Seorang anak laki-laki berseragam putih merah sedang duduk sendirian di bawah pohon besar di halaman sekolah. Tanpa ekspresi, dia terus membalik halaman demi halaman buku yang sedang dibacanya.

Dengan pendengaran yang tajam, Guntur kecil mendengar langkah kaki yang berjalan cepat. Tepat saat dia menurunkan bukunya, seorang anak perempuan sebayanya terjatuh tersungkur dengan dagu yang mendarat duluan.

“Aduh! Mama, sakit!” rengek gadis itu yang malah menenggelamkan kepala ke lipatan tangan. Guntur kecil menghampiri dan menepuk pundaknya dengan tatapan bingung. Anak lelaki itu tidak tahu caranya menghibur. Sang gadis pun mendongak seraya mendelik.

“Kamu sengaja mau bikin aku jatuh, ya?” tuduh gadis itu dengan nada tinggi. Dia mencoba bangkit dan berdiri saat Guntur masih duduk. Guntur terdiam dengan kening berkerut. Gadis itu berdecak sebal.

“Gak mungkin aku sengaja. Aku sedang baca buku,” elak Guntur dengan nada lembut sambil menunjuk buku di tangannya. 

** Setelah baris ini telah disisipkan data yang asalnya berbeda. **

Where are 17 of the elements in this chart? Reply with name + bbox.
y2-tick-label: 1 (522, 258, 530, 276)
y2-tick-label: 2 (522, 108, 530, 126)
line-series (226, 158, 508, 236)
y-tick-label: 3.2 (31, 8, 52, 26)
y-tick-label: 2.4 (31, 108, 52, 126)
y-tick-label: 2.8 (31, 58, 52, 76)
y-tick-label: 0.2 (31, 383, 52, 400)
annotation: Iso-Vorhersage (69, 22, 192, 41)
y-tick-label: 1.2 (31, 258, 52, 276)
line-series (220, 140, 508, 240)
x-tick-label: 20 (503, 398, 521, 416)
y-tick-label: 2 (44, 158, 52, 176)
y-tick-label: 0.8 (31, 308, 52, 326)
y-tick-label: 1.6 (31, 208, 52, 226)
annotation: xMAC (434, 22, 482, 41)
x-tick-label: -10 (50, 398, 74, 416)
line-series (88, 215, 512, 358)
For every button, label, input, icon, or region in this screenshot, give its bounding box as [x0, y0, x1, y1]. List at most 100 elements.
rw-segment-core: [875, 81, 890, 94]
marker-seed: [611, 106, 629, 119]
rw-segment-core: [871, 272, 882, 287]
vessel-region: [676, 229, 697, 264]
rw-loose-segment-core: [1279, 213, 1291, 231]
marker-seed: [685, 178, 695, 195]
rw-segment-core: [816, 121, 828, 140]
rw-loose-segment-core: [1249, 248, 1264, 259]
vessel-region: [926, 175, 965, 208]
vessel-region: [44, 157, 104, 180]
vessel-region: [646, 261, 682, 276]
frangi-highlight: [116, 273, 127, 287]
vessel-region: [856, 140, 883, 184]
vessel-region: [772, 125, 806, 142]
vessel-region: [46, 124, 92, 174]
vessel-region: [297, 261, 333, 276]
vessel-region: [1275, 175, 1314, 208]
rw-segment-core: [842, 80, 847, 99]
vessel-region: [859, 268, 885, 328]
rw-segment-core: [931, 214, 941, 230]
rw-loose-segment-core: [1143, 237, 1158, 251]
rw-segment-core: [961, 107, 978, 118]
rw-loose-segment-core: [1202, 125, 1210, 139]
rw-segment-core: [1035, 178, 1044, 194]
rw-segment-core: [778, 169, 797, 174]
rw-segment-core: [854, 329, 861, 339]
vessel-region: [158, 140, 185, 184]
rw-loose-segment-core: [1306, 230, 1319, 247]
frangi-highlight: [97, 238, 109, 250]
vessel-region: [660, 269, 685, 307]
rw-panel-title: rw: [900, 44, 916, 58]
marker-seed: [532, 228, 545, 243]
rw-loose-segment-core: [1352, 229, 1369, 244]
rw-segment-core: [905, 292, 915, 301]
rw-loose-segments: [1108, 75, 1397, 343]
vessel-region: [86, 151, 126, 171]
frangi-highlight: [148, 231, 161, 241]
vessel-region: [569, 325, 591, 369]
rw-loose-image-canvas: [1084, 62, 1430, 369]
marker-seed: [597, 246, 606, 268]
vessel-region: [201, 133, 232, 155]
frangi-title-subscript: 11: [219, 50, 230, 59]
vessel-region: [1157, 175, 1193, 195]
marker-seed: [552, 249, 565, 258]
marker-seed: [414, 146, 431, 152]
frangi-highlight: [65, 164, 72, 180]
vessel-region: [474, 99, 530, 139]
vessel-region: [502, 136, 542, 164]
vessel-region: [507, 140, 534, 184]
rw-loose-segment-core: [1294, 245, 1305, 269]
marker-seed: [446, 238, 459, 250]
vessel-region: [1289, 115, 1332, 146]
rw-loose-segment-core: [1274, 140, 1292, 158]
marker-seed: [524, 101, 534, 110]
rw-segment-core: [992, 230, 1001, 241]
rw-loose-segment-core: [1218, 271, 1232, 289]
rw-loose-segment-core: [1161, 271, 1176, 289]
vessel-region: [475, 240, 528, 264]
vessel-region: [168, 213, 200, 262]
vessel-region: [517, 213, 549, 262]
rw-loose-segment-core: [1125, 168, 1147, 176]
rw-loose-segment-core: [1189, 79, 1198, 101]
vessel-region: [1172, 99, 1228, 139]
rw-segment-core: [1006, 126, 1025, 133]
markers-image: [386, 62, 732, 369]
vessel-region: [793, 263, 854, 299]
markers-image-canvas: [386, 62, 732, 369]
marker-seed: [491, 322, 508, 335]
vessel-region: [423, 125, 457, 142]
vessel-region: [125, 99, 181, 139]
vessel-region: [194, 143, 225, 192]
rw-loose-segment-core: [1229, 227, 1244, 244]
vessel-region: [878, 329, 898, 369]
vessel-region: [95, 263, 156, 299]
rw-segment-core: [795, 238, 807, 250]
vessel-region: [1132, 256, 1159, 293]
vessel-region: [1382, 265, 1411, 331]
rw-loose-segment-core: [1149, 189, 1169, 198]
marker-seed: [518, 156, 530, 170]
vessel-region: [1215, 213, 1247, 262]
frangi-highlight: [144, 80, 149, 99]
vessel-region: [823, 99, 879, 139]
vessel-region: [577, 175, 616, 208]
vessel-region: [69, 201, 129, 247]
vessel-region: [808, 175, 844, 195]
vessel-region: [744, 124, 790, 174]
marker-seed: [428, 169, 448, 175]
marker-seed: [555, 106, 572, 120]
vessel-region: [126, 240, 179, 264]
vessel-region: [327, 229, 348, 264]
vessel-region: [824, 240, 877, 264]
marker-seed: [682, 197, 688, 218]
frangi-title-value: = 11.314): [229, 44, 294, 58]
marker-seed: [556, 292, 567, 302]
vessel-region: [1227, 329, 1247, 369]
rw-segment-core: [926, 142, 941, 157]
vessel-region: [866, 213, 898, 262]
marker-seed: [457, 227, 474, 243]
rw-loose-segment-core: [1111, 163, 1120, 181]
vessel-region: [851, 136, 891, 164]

“Terus, kamu pikir aku jatuh sendiri? Cuma anak bayi yang jatuh sendiri!”

Guntur berdiri seraya memperhatikan gadis itu. Diam-diam, dia tersenyum melihat gadis itu mencebikkan bibir. Tak lama, sekumpulan anak perempuan menghampiri mereka.

“Putri! Kamu kenapa lari? Kita belum selesai main, tau!”

“Iya, gak seru kalau gak ada kamu!”

“Aku gak mau main sama kalian!” sentak Putri beringsut ke belakang Guntur. Dia mencengkeram lengan anak laki-laki itu dengan tangan gemetar. Anak lelaki yang belum memahami situasi pun kebingungan.

“Kenapa kamu malah sembunyi? Ayo ikut kami!”

Guntur menghalangi anak perempuan yang hendak menggapai rok merah milik Putri. Dia ragu akan segala hal, tapi dia tidak bisa diam ketika melihat anak sebayanya tidak nyaman bermain dengan anak-anak lain. “Dia tidak mau main dengan kalian. Berhenti gangguin dia!”

“Kami temannya yang mau main sama dia. Emangnya kamu siapa?”

“Teman gak akan menyakiti temannya sendiri,” ungkap Guntur dengan nada datar dan tanpa ekspresi.

“Kami cuma bercanda. Iya, kan, Putri?”